MAIL FOR ME, SHOULD YOU CARE T0 WRITE A LINE should go for the present to General Delivery at Vista, CA., 92083. Later we may be able to get a box at the post office and make things handier.
BOOK REVIEW
Experiment In Depth, by P.W. Martin, “A study of the work of Jung, Eliot and Toynbee” Routeledge and Kegan Paul, London. (Try DeVorss &. Co. 4900 Eagle Rock Blvd., Los Angeles, Calif). Mr. Martin is well qualified to write this type of book, and his quotations from his three men whose work is considered are varied and most interesting in the light of our Huna studies and findings concerning the ancient system of the Kahunas.
Mr. Martin is the director of the International Study Centre of Applied Psychology whose main purpose is to “test and develop certain of the hypotheses set forth” in his book. He hopes to get help from psychologists and able laymen in his testing and to learn more of what he elects to call, alter Jung, ‘the deep unconscious.'”
Out of the tangle of terms and names, he has done his best to select the best and give them their correct meaning, so we have the psyche, the conscious and [the] deep unconscious, the autonomous complex, archetypal images and themes, the transforming symbol and all the word and thought tools of a system which he admits is in need of much more development and texting (sic) – all proposed work aimed hopefully at developing more insight into human mental processes.

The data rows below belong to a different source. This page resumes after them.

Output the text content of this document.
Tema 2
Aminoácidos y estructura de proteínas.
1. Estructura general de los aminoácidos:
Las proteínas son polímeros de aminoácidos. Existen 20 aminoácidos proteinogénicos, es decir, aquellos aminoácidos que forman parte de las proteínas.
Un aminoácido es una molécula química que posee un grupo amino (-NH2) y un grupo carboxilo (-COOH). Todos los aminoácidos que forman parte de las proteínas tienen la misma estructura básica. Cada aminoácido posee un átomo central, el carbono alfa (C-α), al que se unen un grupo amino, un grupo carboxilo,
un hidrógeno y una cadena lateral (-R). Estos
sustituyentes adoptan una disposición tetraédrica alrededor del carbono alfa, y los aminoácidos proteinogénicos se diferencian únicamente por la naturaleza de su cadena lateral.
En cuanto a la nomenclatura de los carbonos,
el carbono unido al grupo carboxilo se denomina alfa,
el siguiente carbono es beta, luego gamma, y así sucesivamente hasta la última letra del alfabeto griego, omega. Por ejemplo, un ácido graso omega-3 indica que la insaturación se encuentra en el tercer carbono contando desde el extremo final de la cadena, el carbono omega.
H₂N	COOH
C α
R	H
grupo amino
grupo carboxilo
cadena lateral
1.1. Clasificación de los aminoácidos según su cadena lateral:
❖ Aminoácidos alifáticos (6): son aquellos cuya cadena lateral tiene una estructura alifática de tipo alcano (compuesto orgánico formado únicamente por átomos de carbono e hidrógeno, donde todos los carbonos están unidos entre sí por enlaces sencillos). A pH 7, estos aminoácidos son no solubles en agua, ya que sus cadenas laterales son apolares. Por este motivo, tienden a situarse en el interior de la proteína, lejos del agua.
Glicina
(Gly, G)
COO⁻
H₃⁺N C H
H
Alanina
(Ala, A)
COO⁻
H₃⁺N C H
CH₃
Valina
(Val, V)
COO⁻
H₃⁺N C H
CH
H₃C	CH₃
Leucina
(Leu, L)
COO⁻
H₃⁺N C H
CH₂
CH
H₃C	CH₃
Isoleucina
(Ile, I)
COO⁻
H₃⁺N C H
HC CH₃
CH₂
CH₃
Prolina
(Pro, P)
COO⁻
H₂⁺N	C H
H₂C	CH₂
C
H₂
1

Apparently believing that the deep unconscious is the source of all religious inspiration and the “mythos” of the many religions, he looks to it as the source of several quite different things. But when he quotes three pages of comment on seeing what we know in Huna as “the Light” or of things we at once assign to the High Self, we run into old friends, so to speak – not into his deep unconscious but into our Superconscious, and there is a world of difference.
His discussion of world conditions and dangers and probabilities, after Toynbee, are most interesting and informative as well as a little frightening.
From the work of T.S. Eliot he quotes and shows the poet trying to describe his insights and higher inspirations as well as his darker soul struggles.
A very thought provoking book and one whose many quotations I have enjoyed as well as his efforts to lay before the reader a system of study.